You can do that even with Blender, although it will not be extremely simple for a program novice. Here is something you need to know:
- you have to create a "sequence", composed by sound track, and an image that is shown for all the sound track length.
- then you have to "render" it, as an "animation" to a video+audio output format
- blender sequences are created as frames, not "seconds": the binding between frames and duration depends on the "animation" frame rate you decide, eg: setting it to 25 f/s would mean that you need
25 f/s * 60 s/minute * 3 minutes = 4500 frames of Blender animation to get a "video" 3 minutes long. You need to tell Blender how many frames your animation needs to be. Later on this.
You can show seconds instead of frames in the "timeline" changing this setting:
The output format of an animation can be everything from an image sequence (1 every frame) to a video file container like an .avi, with many codec (as supported by th bundled FFmpeg libraries, so many formats available).
- you set start and end frame in render setting > "frame range"
- you set the frame rate in render settings > "frame rate"
- every frame size will be what you decide in render settings > "resolution"
- you set the output folder, filename, container file, video and audio codec in render settings > "output" and "encoding"
You will need some practice with all this.
I would do:
- setup desired resolution, frame rate, output and encoding settings
- switch to video layout and load the audio in a strip, position it so that it starts from frame 1
- Note its length (eg: 4446 frames) in the right-side edit strip that appears when you select the imported audio strip. You need to tell Blender that your animation will be 4446 frames long
- set this value in as resolution > frame range > end frame (start frame should be 1 of course), but also in the bottom timeline. This resizes "working area" from the default 250 frames to enough frames to contain all your sound file.
- Now add another strip, with the image you choose. This will result in a little strip (a few frames long, just enough to allow you to select it)

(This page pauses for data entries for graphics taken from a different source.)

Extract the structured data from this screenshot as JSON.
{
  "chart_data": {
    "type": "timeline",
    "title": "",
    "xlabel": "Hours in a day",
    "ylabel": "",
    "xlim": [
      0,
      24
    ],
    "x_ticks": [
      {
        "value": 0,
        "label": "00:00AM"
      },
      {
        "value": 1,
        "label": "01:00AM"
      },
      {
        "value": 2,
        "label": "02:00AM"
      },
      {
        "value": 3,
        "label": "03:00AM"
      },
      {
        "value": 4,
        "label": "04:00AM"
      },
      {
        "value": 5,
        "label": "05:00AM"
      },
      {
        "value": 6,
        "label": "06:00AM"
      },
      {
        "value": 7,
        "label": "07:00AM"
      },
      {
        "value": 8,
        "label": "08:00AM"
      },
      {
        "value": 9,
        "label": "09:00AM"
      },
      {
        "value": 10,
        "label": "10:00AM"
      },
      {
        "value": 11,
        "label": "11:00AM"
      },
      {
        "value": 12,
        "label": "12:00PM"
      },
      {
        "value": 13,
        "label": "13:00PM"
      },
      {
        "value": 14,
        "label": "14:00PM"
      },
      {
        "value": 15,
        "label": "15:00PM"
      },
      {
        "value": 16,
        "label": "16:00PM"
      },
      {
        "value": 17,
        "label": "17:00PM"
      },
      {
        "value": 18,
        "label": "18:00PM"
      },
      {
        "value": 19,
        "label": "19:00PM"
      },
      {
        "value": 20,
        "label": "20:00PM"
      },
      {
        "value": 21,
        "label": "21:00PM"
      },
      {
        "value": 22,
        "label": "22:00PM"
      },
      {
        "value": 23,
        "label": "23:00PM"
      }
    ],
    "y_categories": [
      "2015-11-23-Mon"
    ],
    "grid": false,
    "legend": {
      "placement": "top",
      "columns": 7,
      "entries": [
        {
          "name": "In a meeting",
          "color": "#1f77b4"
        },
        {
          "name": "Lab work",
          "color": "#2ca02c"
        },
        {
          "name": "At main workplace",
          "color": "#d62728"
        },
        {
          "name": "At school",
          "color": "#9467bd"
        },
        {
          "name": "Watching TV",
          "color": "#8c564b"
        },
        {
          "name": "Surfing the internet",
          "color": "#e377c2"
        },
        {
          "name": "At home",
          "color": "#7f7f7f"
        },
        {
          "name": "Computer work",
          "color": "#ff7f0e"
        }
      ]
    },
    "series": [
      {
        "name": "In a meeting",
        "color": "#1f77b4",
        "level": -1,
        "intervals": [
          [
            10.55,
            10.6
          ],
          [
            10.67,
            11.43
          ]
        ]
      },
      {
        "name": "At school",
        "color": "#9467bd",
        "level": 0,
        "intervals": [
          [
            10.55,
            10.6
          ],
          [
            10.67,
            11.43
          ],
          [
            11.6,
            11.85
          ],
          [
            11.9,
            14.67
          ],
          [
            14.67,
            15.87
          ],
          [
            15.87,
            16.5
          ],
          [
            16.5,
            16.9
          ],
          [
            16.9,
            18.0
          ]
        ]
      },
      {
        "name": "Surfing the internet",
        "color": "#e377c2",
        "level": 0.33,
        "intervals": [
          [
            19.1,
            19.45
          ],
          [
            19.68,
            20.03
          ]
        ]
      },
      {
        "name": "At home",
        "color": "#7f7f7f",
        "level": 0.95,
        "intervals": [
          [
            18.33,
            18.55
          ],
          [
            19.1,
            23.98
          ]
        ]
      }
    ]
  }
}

You need to position the image strip so that's starting at 1 and then extend its end until it reaches last frame of the animation (4446 in the example above). To do this right select the whole little strip, and in the right-side edit strip change its end frame from what it is (eg: 26) to the same last frame of the animation (4446 in the example)
more or less it should be done: you will end with something like this ( I also show here how you can display the waveform - hint: you could also edit its levels...)
you just need to tell Blender to "render the animation", that for you will mean "create the video".
- It will be slow, compared to similar specialized softwares, but it should work well (this slowness is a small price you have to pay but Blender can - .in the future - allow you, apart this basic video editing usage, more possibilities that only a few expensive other programs can allow you).
I also suggest you to start with shorter frame range (eg enough for a 30 seconds video) to practice.
To be honest, although it could be simpler than it looks, it will need a bit of practice with standard Blender basic commands like grab, zoom. But it is well worth imho, and if you like the workflow, and the possibilities, there is a lot more you can do, it's just a sort of a "primer".